How You Benefit From Increased Biking, Without Ever Touching a Pedal

Jay Walljasper chronicles the growing influence of the bicycle lobby, and their persuasive argument that policies that are good for bicyclists actually benefit everyone.
April 3, 2012, 6am PDT | Jonathan Nettler | @nettsj
Share Tweet LinkedIn Email Comments

In the face of Congressional attacks on bike and pedestrian funding, groups like Alliance for Biking and Walking, the League of American Bicyclists, America Bikes, and Bikes Belong have been instrumental in building the growing bi-partisan bloc of Congress members who support bicycle and pedestrian funding.

Central to their argument is the premise that "All Americans are better off because biking and walking foster improved public health (and savings in health care expenditures for households, businesses and government), stronger communities, less congestion, safer streets, lower energy use and a cleaner, safer environment."

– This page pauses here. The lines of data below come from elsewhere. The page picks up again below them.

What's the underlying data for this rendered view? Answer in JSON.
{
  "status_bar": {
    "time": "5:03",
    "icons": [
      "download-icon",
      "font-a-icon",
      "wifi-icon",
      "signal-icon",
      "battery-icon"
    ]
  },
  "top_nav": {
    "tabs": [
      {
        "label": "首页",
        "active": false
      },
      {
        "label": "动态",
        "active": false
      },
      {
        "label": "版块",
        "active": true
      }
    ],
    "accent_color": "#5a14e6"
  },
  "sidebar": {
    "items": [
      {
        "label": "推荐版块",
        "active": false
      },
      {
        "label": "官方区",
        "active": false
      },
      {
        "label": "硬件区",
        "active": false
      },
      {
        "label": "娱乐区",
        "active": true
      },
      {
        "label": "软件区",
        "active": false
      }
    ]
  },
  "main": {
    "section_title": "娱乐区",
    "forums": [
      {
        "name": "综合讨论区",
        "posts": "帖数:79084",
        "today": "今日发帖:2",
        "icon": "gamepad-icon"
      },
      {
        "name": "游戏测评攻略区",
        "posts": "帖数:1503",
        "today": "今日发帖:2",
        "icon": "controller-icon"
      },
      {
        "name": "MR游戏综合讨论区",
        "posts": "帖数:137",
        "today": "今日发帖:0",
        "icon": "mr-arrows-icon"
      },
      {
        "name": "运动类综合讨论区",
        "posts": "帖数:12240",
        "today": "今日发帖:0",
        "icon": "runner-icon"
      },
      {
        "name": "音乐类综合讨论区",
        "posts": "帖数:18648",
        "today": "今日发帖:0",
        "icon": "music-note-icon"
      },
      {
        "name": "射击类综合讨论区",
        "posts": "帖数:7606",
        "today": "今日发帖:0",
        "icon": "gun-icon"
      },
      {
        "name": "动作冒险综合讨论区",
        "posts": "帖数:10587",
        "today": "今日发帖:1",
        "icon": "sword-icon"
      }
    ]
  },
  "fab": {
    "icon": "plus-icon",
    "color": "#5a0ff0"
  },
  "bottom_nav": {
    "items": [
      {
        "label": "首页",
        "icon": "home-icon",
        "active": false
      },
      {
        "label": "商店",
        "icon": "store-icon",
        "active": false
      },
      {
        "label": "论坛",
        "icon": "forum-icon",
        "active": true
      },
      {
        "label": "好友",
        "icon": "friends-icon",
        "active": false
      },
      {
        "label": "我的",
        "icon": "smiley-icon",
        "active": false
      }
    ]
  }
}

Walljasper cites the stunning fact that, "The number of Americans who commute primarily by bike leaped 43 percent since 2000 according to census data. The number of overall bike trips rose 25 percent." In light of those numbers, it's shocking that "even though biking and walking account for 12 percent of all trip across America, [they] receive only 1.6 percent of federal funding," and that many Congress members would like to reduce that financing to zero.